Diocesi: Anagni, antropologia cristiana e islamica al centro di un percorso formativo per tutti gli insegnanti

“L’uomo nel cristianesimo e nell’islam: visioni a confronto per una scuola inclusiva” è il titolo di un percorso formativo per insegnanti promosso dalla diocesi di Anagni-Alatri. Da ottobre a maggio, si susseguono incontri frontali, tenuti da docenti dell’Istituto teologico Leoniano, su temi che vanno dall’antropologia cristiana nel pensiero post-moderno all’idea dell’uomo nell’islam, fino alla visione di Maria e Gesù in un confronto trasversale tra religioni. “Le sollecitazioni per la scelta degli argomenti ci arrivano dai docenti stessi, che quest’anno hanno insistito sulla necessità di affrontare tematiche legate all’islam, in considerazione della presenza di molti studenti stranieri nelle nostre scuole, che hanno mantenuto la propria religione” riferisce al Sir Maria Pia Ippoliti, direttrice dell’Ufficio scuola della diocesi di Anagni. “Come ufficio, studiamo un percorso con il direttore dell’Istituto teologico Leoniano che, come ateneo pontificio, certifica la validità del percorso”. Non mancheranno due appuntamenti, in Avvento e Quaresima, di incontro con il vescovo diocesano, mons. Lorenzo Loppa.
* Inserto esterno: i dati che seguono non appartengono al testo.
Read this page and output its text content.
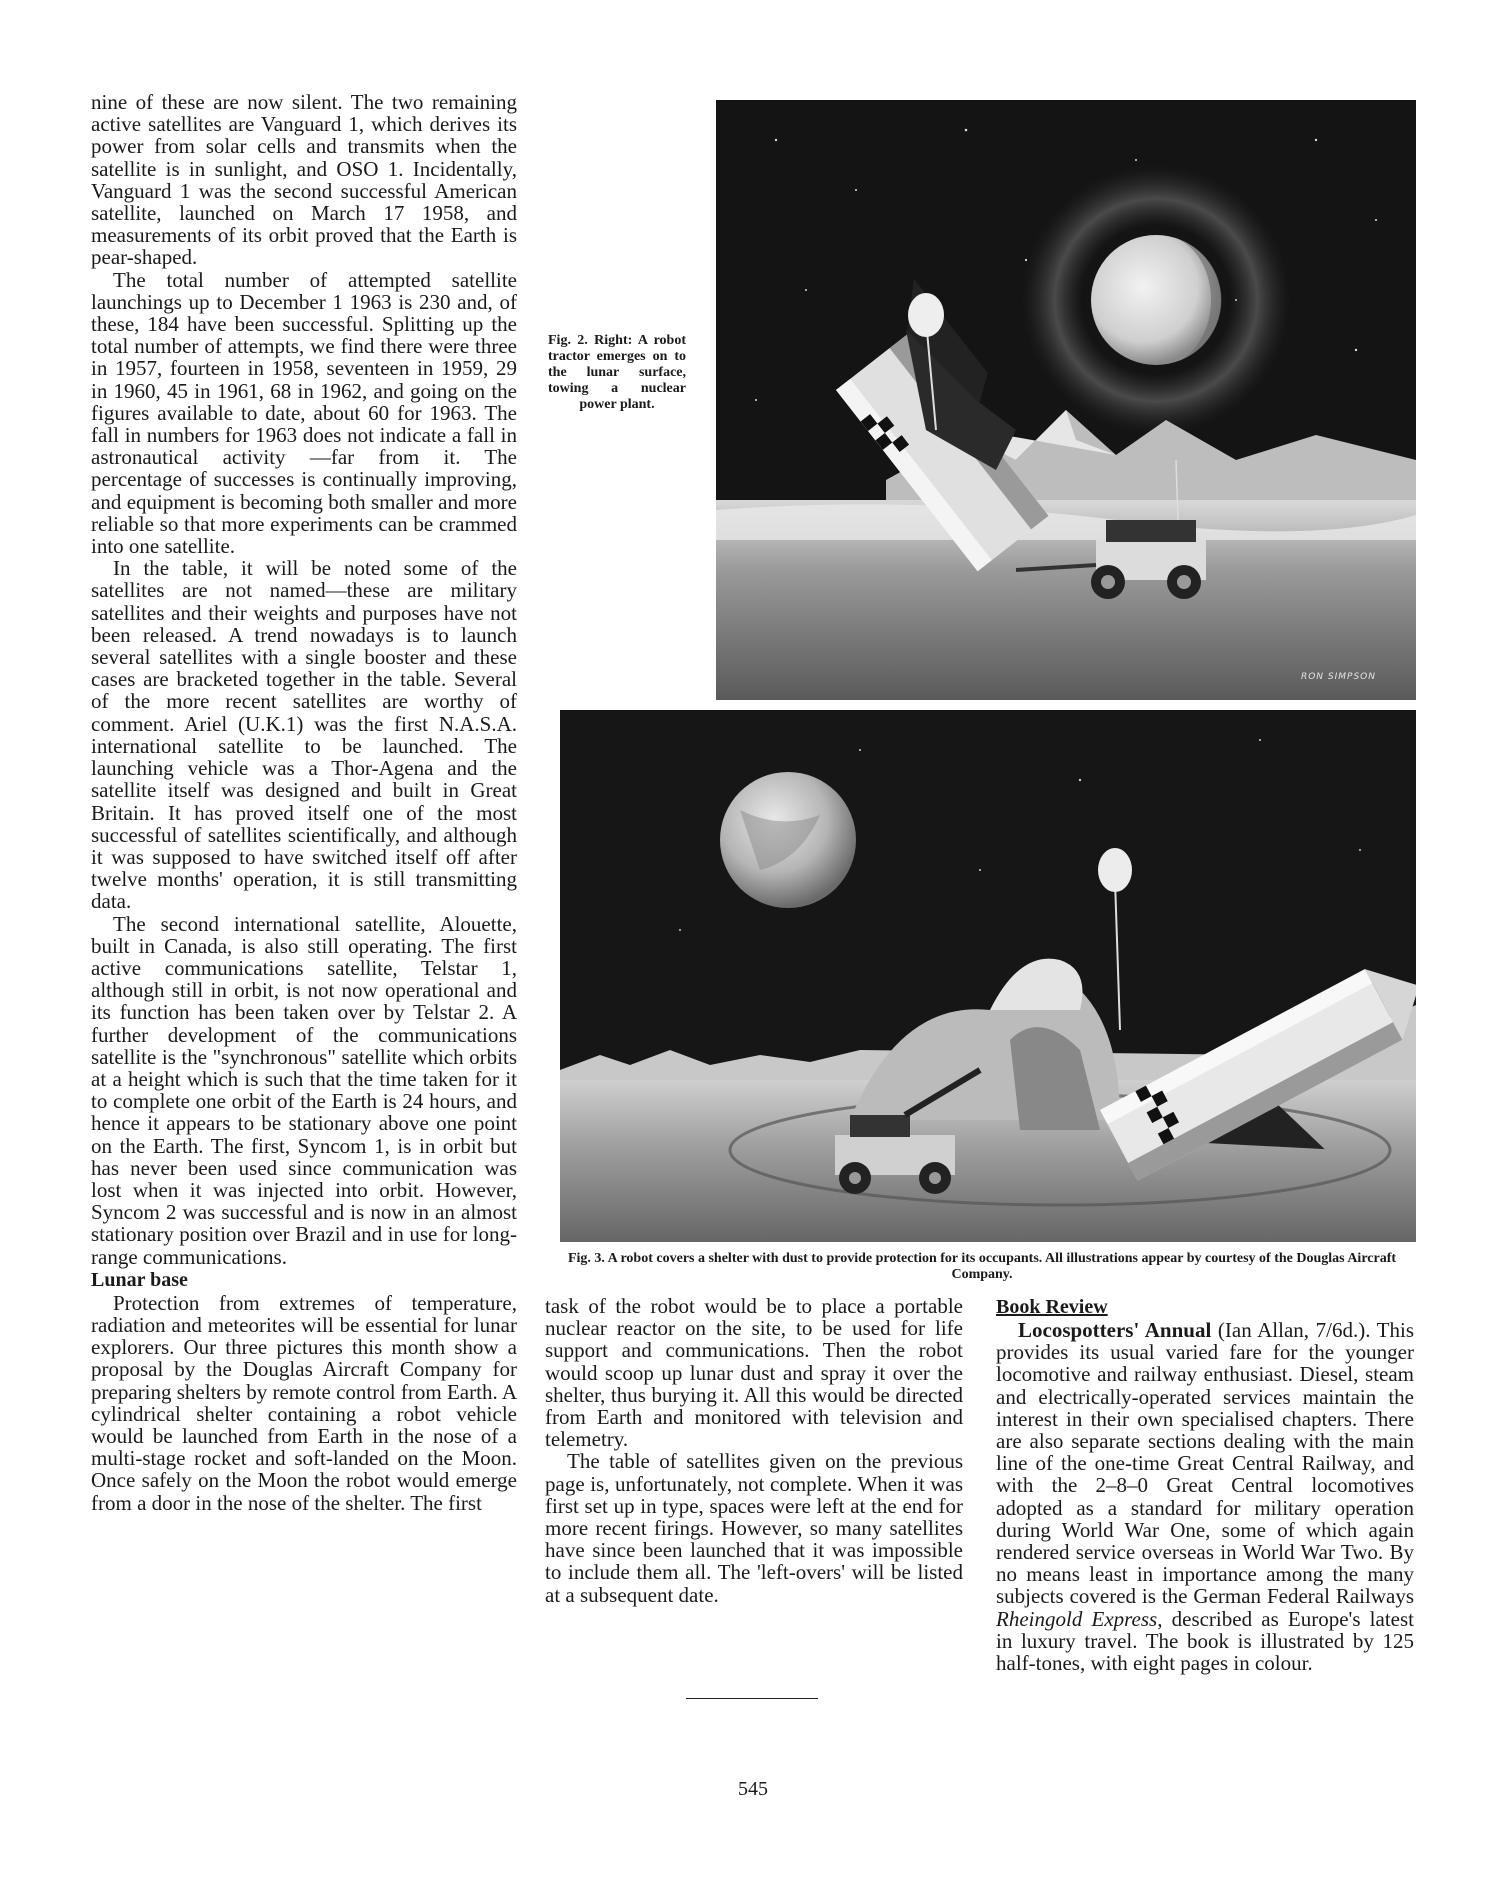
nine of these are now silent. The two remaining active satellites are Vanguard 1, which derives its power from solar cells and transmits when the satellite is in sunlight, and OSO 1. Incidentally, Vanguard 1 was the second successful American satellite, launched on March 17 1958, and measurements of its orbit proved that the Earth is pear-shaped.

The total number of attempted satellite launchings up to December 1 1963 is 230 and, of these, 184 have been successful. Splitting up the total number of attempts, we find there were three in 1957, fourteen in 1958, seventeen in 1959, 29 in 1960, 45 in 1961, 68 in 1962, and going on the figures available to date, about 60 for 1963. The fall in numbers for 1963 does not indicate a fall in astronautical activity —far from it. The percentage of successes is continually improving, and equipment is becoming both smaller and more reliable so that more experiments can be crammed into one satellite.

In the table, it will be noted some of the satellites are not named—these are military satellites and their weights and purposes have not been released. A trend nowadays is to launch several satellites with a single booster and these cases are bracketed together in the table. Several of the more recent satellites are worthy of comment. Ariel (U.K.1) was the first N.A.S.A. international satellite to be launched. The launching vehicle was a Thor-Agena and the satellite itself was designed and built in Great Britain. It has proved itself one of the most successful of satellites scientifically, and although it was supposed to have switched itself off after twelve months' operation, it is still transmitting data.

The second international satellite, Alouette, built in Canada, is also still operating. The first active communications satellite, Telstar 1, although still in orbit, is not now operational and its function has been taken over by Telstar 2. A further development of the communications satellite is the "synchronous" satellite which orbits at a height which is such that the time taken for it to complete one orbit of the Earth is 24 hours, and hence it appears to be stationary above one point on the Earth. The first, Syncom 1, is in orbit but has never been used since communication was lost when it was injected into orbit. However, Syncom 2 was successful and is now in an almost stationary position over Brazil and in use for long-range communications.

Lunar base

Protection from extremes of temperature, radiation and meteorites will be essential for lunar explorers. Our three pictures this month show a proposal by the Douglas Aircraft Company for preparing shelters by remote control from Earth. A cylindrical shelter containing a robot vehicle would be launched from Earth in the nose of a multi-stage rocket and soft-landed on the Moon. Once safely on the Moon the robot would emerge from a door in the nose of the shelter. The first

Fig. 2. Right: A robot tractor emerges on to the lunar surface, towing a nuclear power plant.
RON SIMPSON
Fig. 3. A robot covers a shelter with dust to provide protection for its occupants. All illustrations appear by courtesy of the Douglas Aircraft Company.

task of the robot would be to place a portable nuclear reactor on the site, to be used for life support and communications. Then the robot would scoop up lunar dust and spray it over the shelter, thus burying it. All this would be directed from Earth and monitored with television and telemetry.

The table of satellites given on the previous page is, unfortunately, not complete. When it was first set up in type, spaces were left at the end for more recent firings. However, so many satellites have since been launched that it was impossible to include them all. The 'left-overs' will be listed at a subsequent date.

Book Review

Locospotters' Annual (Ian Allan, 7/6d.). This provides its usual varied fare for the younger locomotive and railway enthusiast. Diesel, steam and electrically-operated services maintain the interest in their own specialised chapters. There are also separate sections dealing with the main line of the one-time Great Central Railway, and with the 2–8–0 Great Central locomotives adopted as a standard for military operation during World War One, some of which again rendered service overseas in World War Two. By no means least in importance among the many subjects covered is the German Federal Railways Rheingold Express, described as Europe's latest in luxury travel. The book is illustrated by 125 half-tones, with eight pages in colour.

545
E ancora, il ciclo prevede due visite guidate a partire dal tema “La visione dell’uomo nel linguaggio dell’arte religiosa”: un primo appuntamento porterà i docenti a Roma; una seconda uscita prevede invece una lettura guidata degli affreschi della cripta della Cattedrale di Anagni, considerata “la cappella Sistina del Medioevo”. Il ciclo di incontri non è aperto solo agli insegnanti di religione, ma a tutti i docenti cattolici: “Siamo alla fine del decennio sull’educazione, per cui l’obiettivo, nelle nostre intenzioni, è rivolgerci a docenti di tutte le materie, vicini e lontani dall’esperienza cristiana” conclude Ippoliti.